The 9th Hour

The 9th Hour

It’s been six hours since I’ve been here – the last three spent in darkness even though it is just past midday. The crowds on the hill have drifted away to their homes, some laughing but most in sadness and fear. I can still recall in my mind’s eye the tiny clutch of bedraggled men with terror of their faces who stood by the side trying to avoid the piercing gaze of the soldiers. Through our ordeal they tried to disguise their tears as they clutched each other for comfort, hopelessness in their eyes. Who were they? Why were they here? Why did they not join in the frenzy? Well, it doesn’t matter now. As much as I regret it, I knew this day would one day come. 

Thoughts flit across my consciousness like rocks skimming the surface of a pond – touching with painful clarity and then skipping off the surface into welcomed oblivion for moments at a time, and then returning uninvited into depressing reality. I see my mother tearfully begging me to walk the straight path. “Gestas, please listen”, she used to beg me. I see my father, in desperation, stripping my flesh with a switch – all to no avail. I didn’t listen - I wouldn’t listen and as petty thefts escalated to more heinous crimes, the law finally caught up to me. So, here I am hanging from a cross, praying for surcease that eludes me. My confidence and bluster that just a few hours ago led me to make the biggest mistake of my life has long departed.

I try raising my head for a breath but cannot. My arms and shoulders are in agonizing pain, stretched beyond their natural limits trying to bear the weight of my emaciated body. Aching for relief, my back arches spontaneously, but all that does is transfer the agony of my scourged body onto my ankles bound to the cross. Ankles that are bleeding and raw, the rough hemp cords now cutting though my tendons almost to the bone. I swivel my blood shot eyes to the right once more and try to cry out – begging for forgiveness and praying for death, but I can make no sound. My tongue, a rotten piece of bark in my mouth lolls uncontrolled over my parched bleeding lips. I can sense rather than see my companions - if you can call them that. I know the one on the far end – his name was Dysmas. We only had each other to blame for our predicament. It has been an hour since his cries begging for mercy have ended. I still remember his last plea, not to the Romans who stood at our feet looking up at us with disgust. Surprisingly, he spoke to the poor soul hanging in between us. This wretch who had it so much worse than us. That didn’t make any sense. Why plead with someone who was about to die with you? Someone who was beaten, scourged, ridiculed and spat upon. This man’s cries still echo in my head. He was nailed rather than bound to his cross for a crime that someone considered even more heinous than mine. Some wandering rabbi who for the last three years preached of an unknown kingdom, a kingdom filled with the love of God and the love of others. No one was surprised that powerful feathers had been ruffled all the way to Rome. I had heard talk about this so-called miracle worker, this so-called king of the Jews. Some claimed he was the son of God, that he walked on water, healed the crippled with just a touch, changed water into wine, multiplied loaves of bread and, if you can believe it – even raised people from the dead. “Are you not the messiah?” I had scornfully asked him just a few hours ago when I thought I could live forever. “Why don’t you save yourself and us?”. The man said nothing. 

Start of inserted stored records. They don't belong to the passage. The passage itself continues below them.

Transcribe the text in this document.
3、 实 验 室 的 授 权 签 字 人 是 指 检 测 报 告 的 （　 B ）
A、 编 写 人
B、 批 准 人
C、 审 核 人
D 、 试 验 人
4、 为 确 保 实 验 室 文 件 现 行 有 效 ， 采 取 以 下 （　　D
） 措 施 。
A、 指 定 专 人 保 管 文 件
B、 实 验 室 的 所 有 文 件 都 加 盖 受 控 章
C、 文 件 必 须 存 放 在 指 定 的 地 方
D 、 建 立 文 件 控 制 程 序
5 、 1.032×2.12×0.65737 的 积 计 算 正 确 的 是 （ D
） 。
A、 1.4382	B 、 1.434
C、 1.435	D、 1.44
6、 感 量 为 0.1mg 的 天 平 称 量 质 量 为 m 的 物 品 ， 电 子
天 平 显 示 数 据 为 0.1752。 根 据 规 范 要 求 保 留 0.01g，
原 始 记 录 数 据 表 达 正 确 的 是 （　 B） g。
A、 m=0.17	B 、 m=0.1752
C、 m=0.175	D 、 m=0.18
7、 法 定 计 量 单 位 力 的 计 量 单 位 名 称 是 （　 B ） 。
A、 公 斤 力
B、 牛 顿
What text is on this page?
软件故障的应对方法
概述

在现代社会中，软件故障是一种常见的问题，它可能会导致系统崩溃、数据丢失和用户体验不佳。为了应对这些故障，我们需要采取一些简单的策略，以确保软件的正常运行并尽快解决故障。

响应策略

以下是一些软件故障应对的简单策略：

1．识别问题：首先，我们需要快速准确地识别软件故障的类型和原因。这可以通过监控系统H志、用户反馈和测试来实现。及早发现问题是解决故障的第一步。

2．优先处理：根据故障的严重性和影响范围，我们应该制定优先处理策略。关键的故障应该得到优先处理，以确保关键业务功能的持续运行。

"Have you no fear of God, Gestas?”, Dysmas had cried. “We have been condemned justly, but this man has done nothing criminal." What did Dysmas know? And then through his tears Dysmas looked at the stranger and said, "Rabbi, remember me when you come into your kingdom." 

For a moment there was silence and then I remember the gently whispered reply from the Rabbi. "I say to you today - you will be with me in Paradise.” I didn’t hear any more sounds from Dysmas after that. I can’t explain how, but I somehow knew that his grimace of sheer agony had been replaced with a smile as he gave up his spirit.  

Not me! My pride, confusion and ignorance had prevented me from doing the same, but that was just before the sixth hour. Now, with all hope fading, a frightening thought crosses my mind. What if I had begged this man hanging between us to remember me too? What if everything this dying Rabbi had said was true? What if he truly was the son of God? Would he take me to his father’s house? Would he forgive me my sins? I strain to look at him. A gash on his side still oozes, his parched lips still gleam from the vinegar the soldiers cruelly gave him upon his cries for water. The rough crown of bramble thorns still digs into his forehead, the rivulets of blood slowly seeping into his torn beard. But his eyes are closed. I cannot tell if he lives and breathes. It’s too late! My God, it’s too late! Tears stream down my face, the pain of the cross replaced by the unimaginable agony of hopelessness and I cry out to him, but there is no reply. It is almost the ninth hour. And as I start to fade, and the veil begins to drop over me, he slowly opens his eyes and through the piercing darkness looks through my eyes and into my soul, and I know...

…I know that I too will rest in his father’s house today.